Hans Zimmer - Kung Fu Panda

HANS ZIMMER (Composer) is one of the film industry’s most prolific composers, with well over 100 film scores to his credit.

In 1994, he won both an Academy Award® and a Golden Globe Award for his score to the animated blockbuster “The Lion King,” which also spawned one of the most successful soundtrack albums ever. Zimmer’s music for “The Lion King” continues to draw applause in the award-winning stage production of the musical, which earned the 1998 Tony Award for Best Musical, as well as a Grammy Award for Best Original Cast Album.
Zimmer has garnered six additional Academy Award® nominations, the latest for his “Gladiator” score, for which he also won a Golden Globe Award and earned a Grammy Award nomination. He has also been Academy Award®-nominated for “The Prince of Egypt,” “The Thin Red Line,” “As Good As It Gets,” “The Preacher’s Wife” and “Rain Man.” He earned his eighth Golden Globe nomination for his score for the worldwide blockbuster “The Da Vinci Code.” He had previously earned additional Golden Globe nominations for his work on “Spanglish,” “The Last Samurai,” “Pearl Harbor,” “Spirit: Stallion of the Cimarron” and “The Prince of Egypt.” He holds nine Grammy nominations.

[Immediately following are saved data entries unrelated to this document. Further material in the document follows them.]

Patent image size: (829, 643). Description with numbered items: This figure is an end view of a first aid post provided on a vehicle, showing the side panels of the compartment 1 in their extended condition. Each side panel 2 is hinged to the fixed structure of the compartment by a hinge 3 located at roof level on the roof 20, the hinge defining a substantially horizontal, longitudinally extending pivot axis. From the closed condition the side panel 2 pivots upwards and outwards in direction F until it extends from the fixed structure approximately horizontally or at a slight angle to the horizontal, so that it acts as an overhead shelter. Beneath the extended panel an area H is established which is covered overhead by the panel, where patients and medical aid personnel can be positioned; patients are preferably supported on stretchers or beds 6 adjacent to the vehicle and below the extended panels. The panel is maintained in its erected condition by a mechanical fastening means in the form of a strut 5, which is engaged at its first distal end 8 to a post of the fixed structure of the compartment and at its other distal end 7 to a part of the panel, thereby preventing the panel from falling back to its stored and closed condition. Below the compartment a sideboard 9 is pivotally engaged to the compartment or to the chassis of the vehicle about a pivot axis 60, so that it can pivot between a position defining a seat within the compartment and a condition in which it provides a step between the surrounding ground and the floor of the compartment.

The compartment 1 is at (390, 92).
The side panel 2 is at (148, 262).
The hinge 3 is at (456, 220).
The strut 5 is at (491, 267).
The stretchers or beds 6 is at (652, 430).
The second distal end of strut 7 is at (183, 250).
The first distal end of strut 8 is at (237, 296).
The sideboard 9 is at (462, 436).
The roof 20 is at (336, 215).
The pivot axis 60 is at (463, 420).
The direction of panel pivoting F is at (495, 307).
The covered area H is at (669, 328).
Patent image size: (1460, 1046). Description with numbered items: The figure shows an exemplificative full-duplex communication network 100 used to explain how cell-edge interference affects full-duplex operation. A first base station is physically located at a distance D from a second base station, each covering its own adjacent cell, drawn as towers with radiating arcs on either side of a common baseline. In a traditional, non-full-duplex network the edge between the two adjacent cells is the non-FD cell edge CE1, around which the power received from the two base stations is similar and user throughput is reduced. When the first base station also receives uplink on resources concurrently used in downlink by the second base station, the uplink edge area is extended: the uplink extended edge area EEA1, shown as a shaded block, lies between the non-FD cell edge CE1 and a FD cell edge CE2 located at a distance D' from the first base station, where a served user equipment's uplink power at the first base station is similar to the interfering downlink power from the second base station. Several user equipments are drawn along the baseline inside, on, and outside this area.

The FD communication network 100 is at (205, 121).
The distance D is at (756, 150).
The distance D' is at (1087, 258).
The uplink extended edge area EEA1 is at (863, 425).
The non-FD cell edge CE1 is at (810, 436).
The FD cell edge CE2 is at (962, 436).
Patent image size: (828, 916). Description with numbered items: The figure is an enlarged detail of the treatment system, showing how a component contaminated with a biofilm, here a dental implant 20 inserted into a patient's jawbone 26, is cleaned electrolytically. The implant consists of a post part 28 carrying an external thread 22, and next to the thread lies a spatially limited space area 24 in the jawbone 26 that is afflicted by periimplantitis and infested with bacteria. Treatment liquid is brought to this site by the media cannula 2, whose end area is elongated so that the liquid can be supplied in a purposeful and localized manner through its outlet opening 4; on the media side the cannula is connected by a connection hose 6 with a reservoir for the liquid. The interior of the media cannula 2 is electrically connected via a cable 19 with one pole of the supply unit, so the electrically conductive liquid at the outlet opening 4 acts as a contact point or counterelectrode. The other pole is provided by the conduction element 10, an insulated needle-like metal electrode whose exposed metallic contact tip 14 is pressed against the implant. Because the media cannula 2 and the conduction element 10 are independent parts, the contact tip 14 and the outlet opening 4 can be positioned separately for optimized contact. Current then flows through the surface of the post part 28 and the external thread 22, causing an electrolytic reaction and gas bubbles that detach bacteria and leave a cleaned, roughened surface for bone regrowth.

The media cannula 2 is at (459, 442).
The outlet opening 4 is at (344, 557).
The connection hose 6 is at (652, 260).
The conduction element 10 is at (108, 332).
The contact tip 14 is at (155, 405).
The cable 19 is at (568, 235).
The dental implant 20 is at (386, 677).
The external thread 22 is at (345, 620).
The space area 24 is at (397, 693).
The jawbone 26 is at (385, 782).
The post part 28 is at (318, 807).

Zimmer scored two of the biggest hits of 2007: “Pirates of the Caribbean: At World’s End” and “The Simpsons Movie.” His long list of film credits also includes the recent “Vantage Point,” “The Holiday,” “Pirates of the Caribbean: Dead Man’s Chest,” Gore Verbinski’s “The Weather Man,” the DreamWorks blockbuster “Madagascar,” the Warner Bros. hit “Batman Begins” (co-written with James Newton Howard), “Matchstick Men,” “Black Hawk Down,” “Hannibal,” “Crimson Tide,” “Thelma & Louise,” “Driving Miss Daisy,” “Mission: Impossible II,” “A League of Their Own,” “Black Rain,” “Backdraft,” “True Romance” and “My Beautiful Launderette.”
His upcoming feature scoring projects include “The Dark Knight,” the sequel to “Batman Begins,” the big screen adaptation of the stage hit “Frost/Nixon” and “Madagascar: The Crate Escape,” also for DreamWorks.